Evaluate a New Preloading Strategy for a Short‑Video App (New Users)
Context
On 2025‑08‑20, a new preloading strategy was rolled out to 30% of traffic. Among new users (accounts created within the last 7 days), product analytics observed:
-
−6% change in average daily watch time
-
Crash rate decreased by 0.2 percentage points
-
Average initial video start latency improved by 80 ms
Design an end‑to‑end approach to properly evaluate and decide whether to ship, iterate, or roll back.
Tasks
(a) Define primary, secondary, and guardrail metrics. Justify each, propose useful segmentations (e.g., device, network, country, cohort age, entry surface), and specify exact formulas and units.
(b) Outline an A/B test plan: unit of randomization, bucketing, exposure rules, test length, and how to handle heavy‑tailed watch time (e.g., winsorization, log‑transform, robust estimators).

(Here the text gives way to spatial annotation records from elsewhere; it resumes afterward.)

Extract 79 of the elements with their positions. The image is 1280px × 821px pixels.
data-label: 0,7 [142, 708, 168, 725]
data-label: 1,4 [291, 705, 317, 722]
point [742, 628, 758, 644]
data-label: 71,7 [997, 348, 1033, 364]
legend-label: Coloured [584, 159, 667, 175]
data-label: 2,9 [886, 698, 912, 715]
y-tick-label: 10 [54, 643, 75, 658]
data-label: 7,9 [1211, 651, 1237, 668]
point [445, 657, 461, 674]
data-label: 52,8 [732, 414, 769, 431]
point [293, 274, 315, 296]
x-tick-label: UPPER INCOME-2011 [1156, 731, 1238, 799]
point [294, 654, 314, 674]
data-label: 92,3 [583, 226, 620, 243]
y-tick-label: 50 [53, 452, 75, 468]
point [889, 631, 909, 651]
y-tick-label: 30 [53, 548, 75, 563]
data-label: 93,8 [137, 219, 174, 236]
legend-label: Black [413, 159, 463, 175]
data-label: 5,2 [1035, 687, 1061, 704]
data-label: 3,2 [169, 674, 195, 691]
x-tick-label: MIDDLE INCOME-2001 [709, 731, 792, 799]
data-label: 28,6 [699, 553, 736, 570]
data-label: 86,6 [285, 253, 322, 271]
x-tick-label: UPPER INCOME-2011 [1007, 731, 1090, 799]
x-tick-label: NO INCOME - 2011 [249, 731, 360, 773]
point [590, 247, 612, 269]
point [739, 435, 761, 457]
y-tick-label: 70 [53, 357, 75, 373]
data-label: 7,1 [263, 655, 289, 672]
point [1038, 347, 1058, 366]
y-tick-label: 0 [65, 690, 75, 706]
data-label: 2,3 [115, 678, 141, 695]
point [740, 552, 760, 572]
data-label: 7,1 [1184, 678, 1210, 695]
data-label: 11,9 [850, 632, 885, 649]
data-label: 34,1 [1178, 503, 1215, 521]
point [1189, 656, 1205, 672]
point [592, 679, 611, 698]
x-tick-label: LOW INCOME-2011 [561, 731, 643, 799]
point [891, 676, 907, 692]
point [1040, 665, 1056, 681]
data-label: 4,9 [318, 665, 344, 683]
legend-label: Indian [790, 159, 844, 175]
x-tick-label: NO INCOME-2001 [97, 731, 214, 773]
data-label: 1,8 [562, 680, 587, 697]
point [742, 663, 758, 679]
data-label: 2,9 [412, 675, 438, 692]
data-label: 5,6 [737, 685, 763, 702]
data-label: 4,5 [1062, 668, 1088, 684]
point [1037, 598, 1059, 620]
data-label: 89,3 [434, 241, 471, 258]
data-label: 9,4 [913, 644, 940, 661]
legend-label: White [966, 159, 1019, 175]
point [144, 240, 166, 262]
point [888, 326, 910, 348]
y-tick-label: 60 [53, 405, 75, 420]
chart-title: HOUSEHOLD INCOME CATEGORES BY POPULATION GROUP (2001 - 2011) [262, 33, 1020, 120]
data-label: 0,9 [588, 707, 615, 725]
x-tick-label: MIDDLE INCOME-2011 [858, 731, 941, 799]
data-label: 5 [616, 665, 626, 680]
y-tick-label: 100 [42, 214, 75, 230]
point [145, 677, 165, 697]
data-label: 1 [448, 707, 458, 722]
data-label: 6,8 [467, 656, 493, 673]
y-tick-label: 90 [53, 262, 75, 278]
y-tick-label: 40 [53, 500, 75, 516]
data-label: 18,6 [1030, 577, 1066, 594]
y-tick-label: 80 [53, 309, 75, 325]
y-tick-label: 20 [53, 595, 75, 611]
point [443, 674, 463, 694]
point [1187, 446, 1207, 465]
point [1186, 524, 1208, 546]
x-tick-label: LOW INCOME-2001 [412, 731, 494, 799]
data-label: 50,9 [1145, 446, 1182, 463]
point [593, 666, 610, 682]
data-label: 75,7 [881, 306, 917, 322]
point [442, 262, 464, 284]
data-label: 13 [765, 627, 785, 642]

(c) Estimate the per‑variant sample size to detect a +3% lift in mean daily watch time with α = 0.05 (two‑sided) and 80% power, assuming baseline mean = 14 min, SD = 18 min, independent users, and equal allocation. Show the formula and any additional assumptions if using nonparametric tests.
(d) Specify guardrails (e.g., crash rate, time‑to‑first‑frame, data usage) and stopping rules. Describe how to handle novelty effects, weekday/seasonality, and experiment mis‑randomization checks (e.g., A/A, covariate balance tests).
(e) If the feature was partially rolled out by region before the test, propose a difference‑in‑differences or CUPED/regression‑adjusted analysis. State key identifying assumptions and how you would validate them.